Adulti sui social networkSe fino ad oggi hai pensato che Facebook, MySpace & Co. fossero una questione solo per adolescenti, devi ricrederti.

Un recente studio pubblicato da USA Today dimostra che il numero di over 18 iscritti ad almeno un social network è in continua ascesa. Se nel 2005 solo un adulto su 10 aveva un profilo, oggi la percentuale è salita al 35%. E se in termini assoluti i minorenni sono ancora la maggioranza, a livello di nuove iscrizioni il numero di maggiorenni cresce ad un ritmo doppio di quello dei minorenni.

Le motivazioni che spingono gli adulti ad iscriversi non sono diverse da quelle dei loro figli o nipoti: rimanere in contatto con gli altri, scambiarsi informazioni, insomma, divertirsi.

Andiamo oltre il dato numerico e cerchiamo di capire cosa cambia per chi intendesse utilizzare il canale social network per una campagna di advertising:

  1. maggiore segmentazione e targettizzazione: alla luce di quanto abbiamo letto, sarà bene abbandonare le campagne destinate ai social network in generale. La segmentazione che viene a crearsi consente (e in un certo senso obbliga) di pensare a campagne diversificate in base al target d’età.
  2. maggiore capacità di spesa potenziale: tipicamente i minorenni sono soggetti squattrinati, con una capacità di spesa molto contenuta (anche se ai miei tempi era decisamente peggio rispetto ad ora ;) Il fatto che tra i destinatari potenziali delle nostre campagne aumenti il numero di adulti, con un reddito certo e più elevato, non può che giovare in temini di ritorno atteso.
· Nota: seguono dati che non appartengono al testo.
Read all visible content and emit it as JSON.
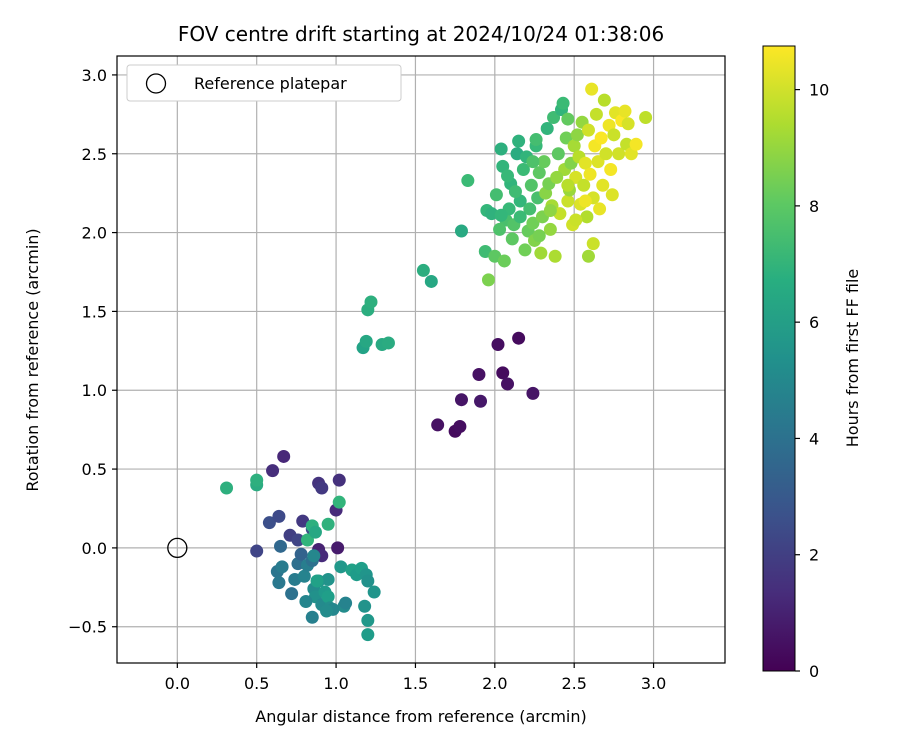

Nonostante questi dati siano incoraggianti, rimango critico sull’efficacia di campagne pubblicitarie sui social network per almeno due ordini di motivi:

  1. i social network non sono il luogo adatto dove promuovere un prodotto/servizio: un utente che si connette ad un SN è in cerca di svago, divertimento, detto all’inglese networking. Non penso quindi sia il contesto migliore dove cercare di influenzare le sue scelte d’acquisto.
  2. i siti dei social network non sono strutturati con una logica di promozione: come ha spiegato in modo eccellente Tagliaerbe in questo post, sui SN i banner pubblicitari sono tipicamente posizionati in posizioni infelici, garantendo CTR (Click-through rate) molto bassi.

E tu che ne pensi dell’advertising sui social network?